Local PCs launch campaign
Despite the overcast sky and light rain Sept. 7, the local Ontario Progressive Conservative party candidates running for MPP this October, held the official kick off to their campaign at the Kuntz building, which they rented in Kitchener.
Though only around twenty people were present, CTV News, the Waterloo Region Record, The Cord and Now Media were in attendance, capturing the PCs’ message to Ontarians as the municipal election quickly approaches.
Incumbent Kitchener-Waterloo MPP Elizabeth Witmer stood before the crowd and delivered most of the party’s message to the audience. Michael Harris of the Kitchener-Conestoga riding was beside her, as well as former CTV weatherman Dave MacDonald of Kitchener Center and former Wilfrid Laurier University professor Rob Leone of Cambridge.
“Today we’re kicking off our campaign to bring change to the Waterloo region,” Witmer said. “We want voters to know that they can make a choice to make life better.”
Currently, both the Kitchener Centre and Kitchener-Conestoga ridings are represented by Liberal MPPs — John Milloy and Leeanna Pendergast respectively. PC Gerry Martiniuk is currently MPP for Cambridge, however, he will not be seeking re-election.
The Conservative platform presented by the four PC candidates held many promises towards lowering taxes and making life more affordable. The phrase, “we plan on taking the H out of HST and hydro,” was mentioned numerous times.
“We’re going to lower family income taxes by 5 per cent on the first $75,000 – putting approximately $258 back in the pocket of middle class families,” Witmer said.
Witmer continued, saying that the PC plan on investing $6.1 billion to health care, and $2 billion toward education, is based on recognizing, “[that] these are important priorities for Ontario families.” Their main goal, Witmer said, is to “stop the waste and the scavenging of hard earned tax dollars. We’re going to stand up for Waterloo families and crack down on fraud.”
It was only a matter of time before the Liberal campaign was put under the Conservative spotlight during the speech.
“Dalton McGuinty raised taxes again, and again and again,” Witmer said, “even though he promised not to, wasting billions of dollars.”
She continued to say that McGuinty experimented with Ontario’s energy policy, driving up bills in the Waterloo Region, making businesses unaffordable to run or manage.
MacDonald said that one small business owner had told him, “If he knew how much red tape there was to go through, he wouldn’t have even started the business.” The Conservatives’ plans focusing a lot of time and energy to put money back into businesses.
When asked how the PC party plans on following through on all their monetary commitments, Witmer said, “We carefully costed our platform,” and continued to say that one financial plan was to ask, “every other ministry to reduce two cents on every dollar.” She then said that the PC party recognises that if they create an environment that will stimulate jobs, it will mean positive growth for Waterloo region.

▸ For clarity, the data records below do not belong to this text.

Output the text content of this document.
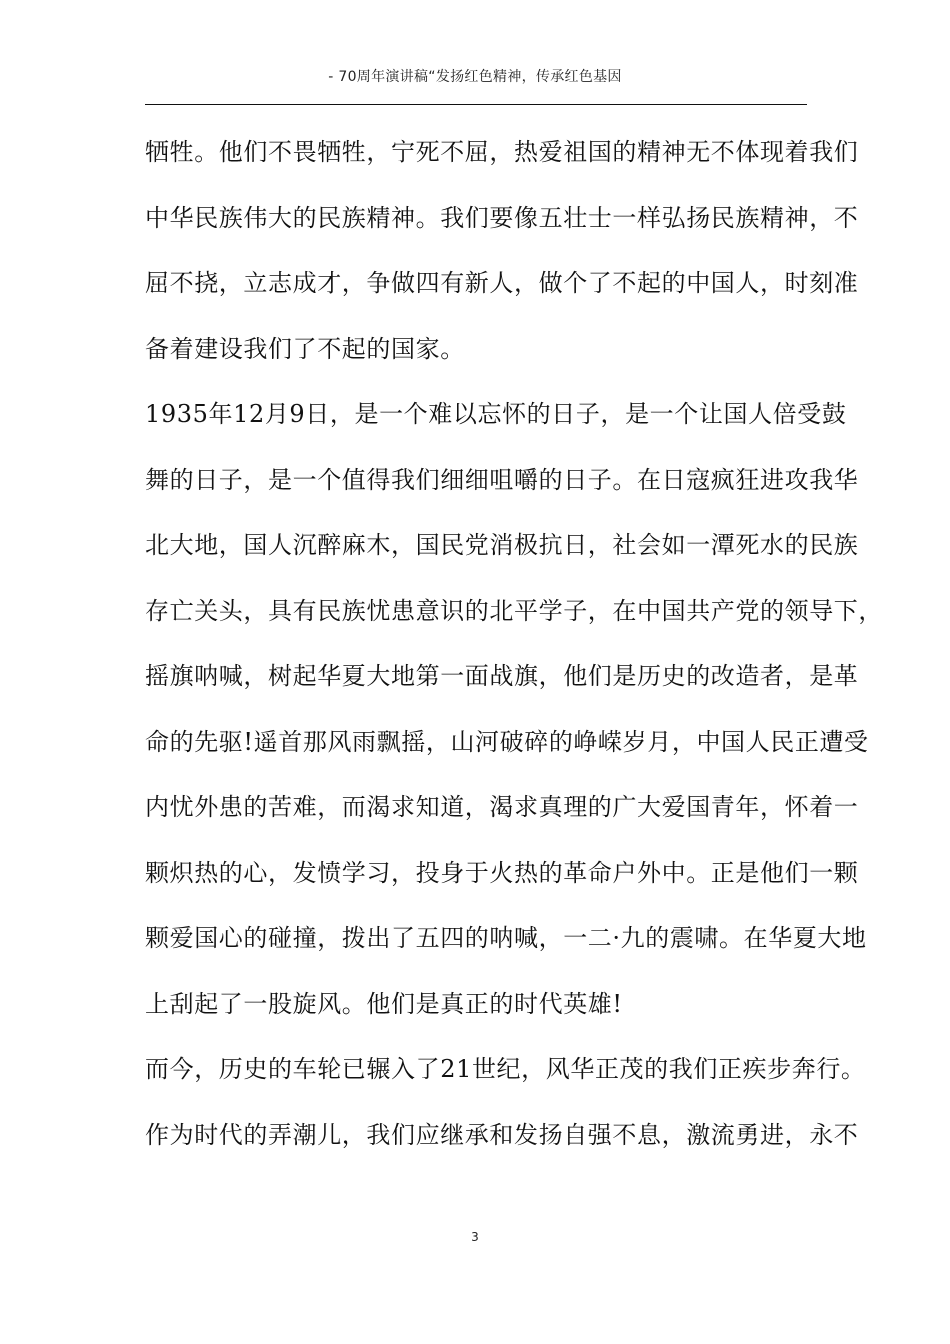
- 70周年演讲稿“发扬红色精神，传承红色基因
牺牲。他们不畏牺牲，宁死不屈，热爱祖国的精神无不体现着我们
中华民族伟大的民族精神。我们要像五壮士一样弘扬民族精神，不
屈不挠，立志成才，争做四有新人，做个了不起的中国人，时刻准
备着建设我们了不起的国家。
1935年12月9日，是一个难以忘怀的日子，是一个让国人倍受鼓
舞的日子，是一个值得我们细细咀嚼的日子。在日寇疯狂进攻我华
北大地，国人沉醉麻木，国民党消极抗日，社会如一潭死水的民族
存亡关头，具有民族忧患意识的北平学子，在中国共产党的领导下，
摇旗呐喊，树起华夏大地第一面战旗，他们是历史的改造者，是革
命的先驱!遥首那风雨飘摇，山河破碎的峥嵘岁月，中国人民正遭受
内忧外患的苦难，而渴求知道，渴求真理的广大爱国青年，怀着一
颗炽热的心，发愤学习，投身于火热的革命户外中。正是他们一颗
颗爱国心的碰撞，拨出了五四的呐喊，一二·九的震啸。在华夏大地
上刮起了一股旋风。他们是真正的时代英雄!
而今，历史的车轮已辗入了21世纪，风华正茂的我们正疾步奔行。
作为时代的弄潮儿，我们应继承和发扬自强不息，激流勇进，永不
3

The question of how the conservative party planned on capturing the elusive student vote was also raised this afternoon, to which the conservatives announced they are very much on the side of students.
“We plan to decrease HST off of hydro and home heating which will be helpful,” Witmer said. “And we plan on expanding the OSAP program so more students can qualify.” They also mentioned that one of the most pressing issues for today’s students is finding a full time job.
Leone said, “Students graduate armed with a great degree but no job prospects. Students want to be able to have a home, a job, a family and we want to provide these opportunities to students.”
“Most jobs students seek are full time but they end up being part time,” he continued.
Witmer finished the kickoff with a positive, optimistic closing. “We know we’re in a tough fight,” she said looking into the crowd, “but we plan to provide hope and opportunity and we look forward to working for the community.”
Editor’s note: This article has been updated since its original publishing date.